The midstream company, however, has worked hard to turn things around over the past few years. Those efforts are starting to pay off as evidenced by the more-than-50% rebound in the MLP's unit price this year. Even though the company still has work to do, it's worth watching, if only for its distribution, which yields more than 10%.

The word dividends with a hand drawing an upward sloping-line.

Image source: Getty Images.

NGL Energy Partners 101

NGL Energy Partners operates a diversified midstream business. While the company's name suggests it primarily focuses on natural gas liquids (NGLs), those activities supply only about 10% to 15% of its annual earnings. Instead, the company gets more than half of its earnings from providing water solutions to oil and gas producers. These activities include gathering water produced from wells and treating it for disposal or recycling. Another 30% to 35% of its earnings comes from crude oil logistics activities, such as operating oil pipelines and storage terminals. The final 5% to 10% of its profits comes from refined products and renewables.

Many of these activities provide the company with stable and predictable cash flow backed by long-term, fee-based contracts. The company has set a target to get 70% of its revenue from these steady sources. The rest comes from activities that are more sensitive to commodity prices. That split makes it a bit more exposed to volatility than most other MLPs, which like to get at least 85% of their revenue from stable sources.

Making progress on the turnaround

NGL Energy Partners' outsize exposure to commodity prices put pressure on its earnings and cash flow when oil prices plunged. That caused the company's leverage ratio to rise from its targeted level of around 3.25 times debt to EBITDA up to 4.7 times in 2017. Meanwhile, its distribution coverage ratio fell from around 1.1 to 0.8 last year, meaning it paid out more than 100% of its cash to investors. Those issues caused the MLP's unit price to plunge.

However, NGL Energy Partners has spent the past few years working to bolster its financial position. Last year the company sold several assets, including its retail propane business for $900 million and some noncore water assets for $238.8 million. These sales helped push the company's leverage ratio down to a much more comfortable 2.9 this year.

That gave NGL Energy increased financial flexibility, which it has used to start growing again. Earlier this year the company acquired a wholesale propane business, and it recently bought a water pipeline and disposal system for $890 million. The company is also investing in several high-return expansion projects in both its crude oil and water segments. These growth-related initiatives have NGL Energy Partners on track to increase its earnings from $440 million in fiscal 2019 to between $565 million and $650 million in fiscal 2020, or up 38% at the midpoint. That uptick in earnings should allow the company to keep its leverage at its targeted level. It will also help boost its distribution coverage, currently tight at 1, closer to its target of 1.3.

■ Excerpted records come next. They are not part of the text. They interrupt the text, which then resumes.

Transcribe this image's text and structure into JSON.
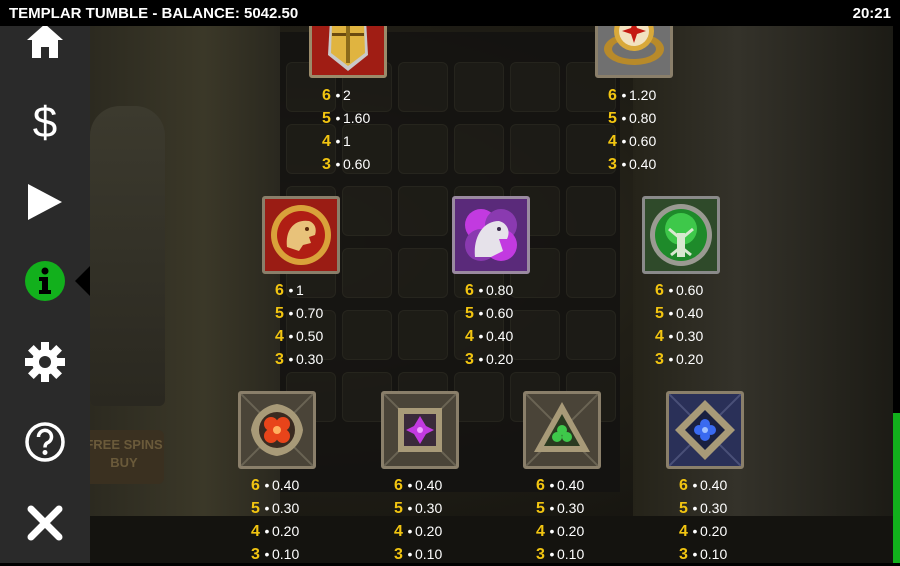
{
  "header": {
    "title": "TEMPLAR TUMBLE - BALANCE: 5042.50",
    "clock": "20:21"
  },
  "sidebar": {
    "items": [
      {
        "name": "home-icon"
      },
      {
        "name": "dollar-icon"
      },
      {
        "name": "play-icon"
      },
      {
        "name": "info-icon",
        "active": true
      },
      {
        "name": "gear-icon"
      },
      {
        "name": "help-icon"
      },
      {
        "name": "close-icon"
      }
    ]
  },
  "background": {
    "buy_label": "FREE SPINS\nBUY"
  },
  "paytable": {
    "symbols": [
      {
        "name": "helmet",
        "pays": [
          {
            "n": "6",
            "v": "2"
          },
          {
            "n": "5",
            "v": "1.60"
          },
          {
            "n": "4",
            "v": "1"
          },
          {
            "n": "3",
            "v": "0.60"
          }
        ]
      },
      {
        "name": "ring",
        "pays": [
          {
            "n": "6",
            "v": "1.20"
          },
          {
            "n": "5",
            "v": "0.80"
          },
          {
            "n": "4",
            "v": "0.60"
          },
          {
            "n": "3",
            "v": "0.40"
          }
        ]
      },
      {
        "name": "lion",
        "pays": [
          {
            "n": "6",
            "v": "1"
          },
          {
            "n": "5",
            "v": "0.70"
          },
          {
            "n": "4",
            "v": "0.50"
          },
          {
            "n": "3",
            "v": "0.30"
          }
        ]
      },
      {
        "name": "horse",
        "pays": [
          {
            "n": "6",
            "v": "0.80"
          },
          {
            "n": "5",
            "v": "0.60"
          },
          {
            "n": "4",
            "v": "0.40"
          },
          {
            "n": "3",
            "v": "0.20"
          }
        ]
      },
      {
        "name": "tree",
        "pays": [
          {
            "n": "6",
            "v": "0.60"
          },
          {
            "n": "5",
            "v": "0.40"
          },
          {
            "n": "4",
            "v": "0.30"
          },
          {
            "n": "3",
            "v": "0.20"
          }
        ]
      },
      {
        "name": "red-gem",
        "pays": [
          {
            "n": "6",
            "v": "0.40"
          },
          {
            "n": "5",
            "v": "0.30"
          },
          {
            "n": "4",
            "v": "0.20"
          },
          {
            "n": "3",
            "v": "0.10"
          }
        ]
      },
      {
        "name": "purple-gem",
        "pays": [
          {
            "n": "6",
            "v": "0.40"
          },
          {
            "n": "5",
            "v": "0.30"
          },
          {
            "n": "4",
            "v": "0.20"
          },
          {
            "n": "3",
            "v": "0.10"
          }
        ]
      },
      {
        "name": "green-gem",
        "pays": [
          {
            "n": "6",
            "v": "0.40"
          },
          {
            "n": "5",
            "v": "0.30"
          },
          {
            "n": "4",
            "v": "0.20"
          },
          {
            "n": "3",
            "v": "0.10"
          }
        ]
      },
      {
        "name": "blue-gem",
        "pays": [
          {
            "n": "6",
            "v": "0.40"
          },
          {
            "n": "5",
            "v": "0.30"
          },
          {
            "n": "4",
            "v": "0.20"
          },
          {
            "n": "3",
            "v": "0.10"
          }
        ]
      }
    ]
  },
  "colors": {
    "accent_yellow": "#f2c511",
    "active_green": "#12b01c",
    "sidebar": "#2a2a2a"
  }
}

A high-upside high-yield stock

NGL Energy Partners has done an excellent job of improving its financial profile and growth prospects over the past year. Because of that, the company's gaudy 10.3%-yielding distribution is looking more sustainable than it once was. However, to further bolster its financial profile, it needs to show results from its expansion efforts. If that happens, then its unit price could continue soaring. That upside potential, when combined with the big-time payout, makes NGL Energy Partners an interesting energy stock to watch.